CUATRO Y Rodríguez ve Stranger Things y la disfruta y recuerda los 80s. Y se asusta un poco cuando se hijo le pregunta, intrigado, qué hacían todos esos chicos y chicas, fuera de sus casas, todo el tiempo, tan desenchufados y traccionando a sangre y no a electricidad sus bicicletas, siempre juntos. Y Rodríguez cambia de tema y no le responde que “lo que hacen es pasarla muy bien, en persona y en vivo y en directo” porque está concentrado en esa criatura interdimensional y tentacular. Y Rodríguez piensa que la tercera temporada debería abrir un portal intertemporal al presente y que la pandilla sea consciente de que son retro y vintage y entonces qué susto, ¿eh? Rodríguez piensa cualquier cosa para no pensar en los pequeños e inmensos miedos “normales” y que tarde o temprano te alcanzan para darte lo suyo. Porque hay pocas sensaciones o sentimientos más generosos que el miedo. El miedo nos da miedo para que, enseguida, tengamos miedo. Y el miedo es algo que no nos interesa en absoluto experimentar en la no-ficción de nuestras vidas pero que no dejamos de disfrutar en las ficciones distrayéndonos de la inquietud de que la “palabra/expresión del año pasado” fuese post-verdad y la de este año sea fake-news. Y Rodríguez –temblando en pleno pos-procés y fake-independencia– no puede sino asustarse pensando que hay algo ahí que parece una turbia pero clara tendencia más allá de los poderes y piedad del Salvator Mundi. 

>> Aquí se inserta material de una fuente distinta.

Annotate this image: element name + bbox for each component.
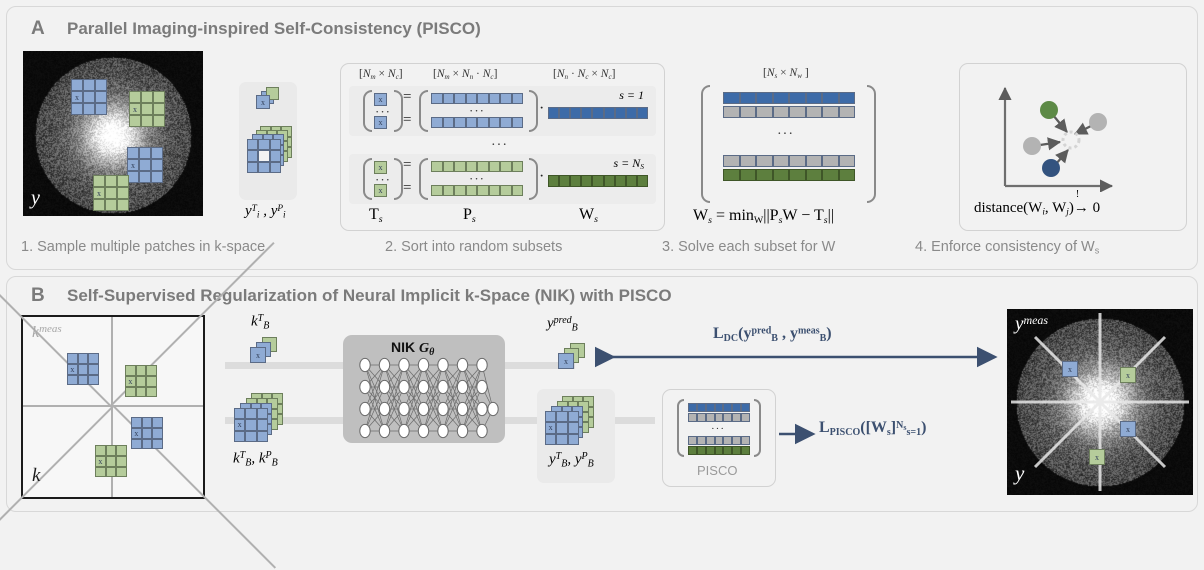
- output-ytp-label: yTB, yPB: [549, 451, 594, 469]
- patch-stack-container: x: [239, 82, 297, 200]
- meas-patch-blue-2: x: [1120, 421, 1136, 437]
- patch-green-2: x: [93, 175, 129, 211]
- panel-b-letter: B: [31, 285, 45, 307]
- caption-step-4: 4. Enforce consistency of Ws: [915, 239, 1099, 256]
- solve-equation: Ws = minW||PsW − Ts||: [693, 207, 834, 226]
- subset-index-last: s = NS: [614, 156, 645, 171]
- loss-pisco-label: LPISCO([Ws]Nss=1): [819, 419, 926, 438]
- kspace-patch-blue-1: x: [67, 353, 99, 385]
- distance-equation: distance(Wi, Wj)!→ 0: [974, 200, 1100, 218]
- patch-stack-label: yTi , yPi: [245, 203, 286, 221]
- subset-row-first: x ··· x = = ···: [349, 86, 656, 136]
- nik-network-graph: [343, 335, 505, 443]
- kspace-patch-green-2: x: [95, 445, 127, 477]
- caption-step-1: 1. Sample multiple patches in k-space: [21, 239, 265, 255]
- panel-a-title: Parallel Imaging-inspired Self-Consisten…: [67, 19, 481, 39]
- matrix-label-T: Ts: [369, 206, 383, 225]
- panel-a-letter: A: [31, 18, 45, 40]
- meas-patch-green-1: x: [1120, 367, 1136, 383]
- kspace-schematic: x x x x kmeas k: [21, 315, 205, 499]
- patch-blue-1: x: [71, 79, 107, 115]
- pisco-row-blue: [688, 403, 750, 412]
- caption-step-3: 3. Solve each subset for W: [662, 239, 835, 255]
- dim-label-T: [Nm × Nc]: [359, 68, 403, 81]
- stack-t-front: x: [256, 95, 270, 109]
- ws-row-grey-2: [723, 155, 855, 167]
- point-blue: [1042, 159, 1060, 177]
- kspace-patch-green-1: x: [125, 365, 157, 397]
- output-pred-label: ypredB: [547, 315, 578, 333]
- matrix-factorisation-box: [Nm × Nc] [Nm × Nn · Nc] [Nn · Nc × Nc] …: [340, 63, 665, 231]
- pisco-row-grey-1: [688, 413, 750, 422]
- patch-stack-label-text: yTi , yPi: [245, 203, 286, 219]
- stack-p-front: [247, 139, 281, 173]
- meas-label: ymeas: [1015, 313, 1048, 335]
- subset-index-first: s = 1: [619, 88, 644, 103]
- caption-step-2: 2. Sort into random subsets: [385, 239, 562, 255]
- meas-patch-blue-1: x: [1062, 361, 1078, 377]
- ws-row-green: [723, 169, 855, 181]
- kspace-patch-blue-2: x: [131, 417, 163, 449]
- pisco-box-label: PISCO: [697, 463, 737, 478]
- ws-row-blue: [723, 92, 855, 104]
- meas-patch-green-2: x: [1089, 449, 1105, 465]
- radial-spokes: [1007, 309, 1193, 495]
- patch-blue-2: x: [127, 147, 163, 183]
- point-grey-left: [1023, 137, 1041, 155]
- matrix-label-W: Ws: [579, 206, 598, 225]
- kspace-meas-label: kmeas: [32, 323, 62, 342]
- subset-row-last: x ··· x = = ···: [349, 154, 656, 204]
- pisco-box: ··· PISCO: [662, 389, 776, 487]
- solve-subset-figure: [Ns × Nw ] ··· Ws = minW||PsW − Ts||: [679, 63, 929, 229]
- consistency-plot-box: distance(Wi, Wj)!→ 0: [959, 63, 1187, 231]
- patch-green-1: x: [129, 91, 165, 127]
- matrix-label-P: Ps: [463, 206, 476, 225]
- pisco-row-grey-2: [688, 436, 750, 445]
- input-kbt-label: kTB: [251, 313, 269, 331]
- meas-y-label: y: [1015, 461, 1024, 486]
- ws-row-grey-1: [723, 106, 855, 118]
- kspace-y-label: y: [31, 187, 40, 210]
- panel-a: A Parallel Imaging-inspired Self-Consist…: [6, 6, 1198, 270]
- kspace-k-label: k: [32, 465, 40, 487]
- dim-label-Ws: [Ns × Nw ]: [763, 67, 809, 80]
- panel-b-title: Self-Supervised Regularization of Neural…: [67, 286, 672, 306]
- kspace-diag-1: [0, 406, 113, 570]
- consistency-scatter: [960, 68, 1186, 192]
- loss-dc-label: LDC(ypredB , ymeasB): [713, 325, 832, 344]
- panel-b: B Self-Supervised Regularization of Neur…: [6, 276, 1198, 512]
- pisco-row-green: [688, 446, 750, 455]
- input-kbtp-label: kTB, kPB: [233, 450, 278, 468]
- dim-label-P: [Nm × Nn · Nc]: [433, 68, 497, 81]
- output-ytp-container: x yTB, yPB: [537, 389, 615, 483]
- dim-label-W: [Nn · Nc × Nc]: [553, 68, 615, 81]
- point-green: [1040, 101, 1058, 119]
- point-grey-right: [1089, 113, 1107, 131]
- nik-network-box: NIK Gθ: [343, 335, 505, 443]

Pero quién sabe. Pasan cosas (y dejan de pasar cosas) cada vez más extrañas, sí. Y unos pasan y otros entran y el susto que no pasa y ¿miedo a qué entonces? Miedo a comprender que (y éste es el diagnóstico de la mente azotada de Rodríguez) todo parece indicar que aquí no va a pasar nada pero, al mismo tiempo, que no se va a acabar nunca. 

CINCO ¿Y habrá algo que asuste más que eso? ¿Será esto lo que sienten los fantasmas bajo sus sábanas: la inocurrente eternidad del por siempre lo mismo?

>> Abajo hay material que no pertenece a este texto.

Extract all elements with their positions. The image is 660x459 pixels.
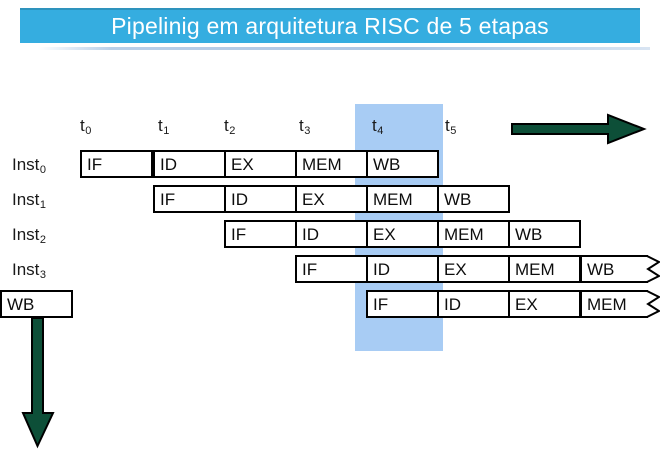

Y así Rodríguez escucha “Spent the Day in Bed”: nuevo single de Morrissey e indiscutible canción del invierno donde se recomienda no ver los noticieros diseñados para “asustarte y hacerte sentir pequeño y solo y sin mente propia”. 

Y, sí, mejor quedarte todo el día bajo las sábanas, pero sin hacerles agujeros para los ojos. Aunque Rodríguez –casi sin darse cuenta y como tantos otros– se pone de pie y la vida y el susto continúan. 

Y cruza la línea que separa al buuú (de quien asusta) al buuú (de quien se pone a llorar porque lo asustaron). 

Se escriben igual pero, ah, suenan tan pero tan diferente.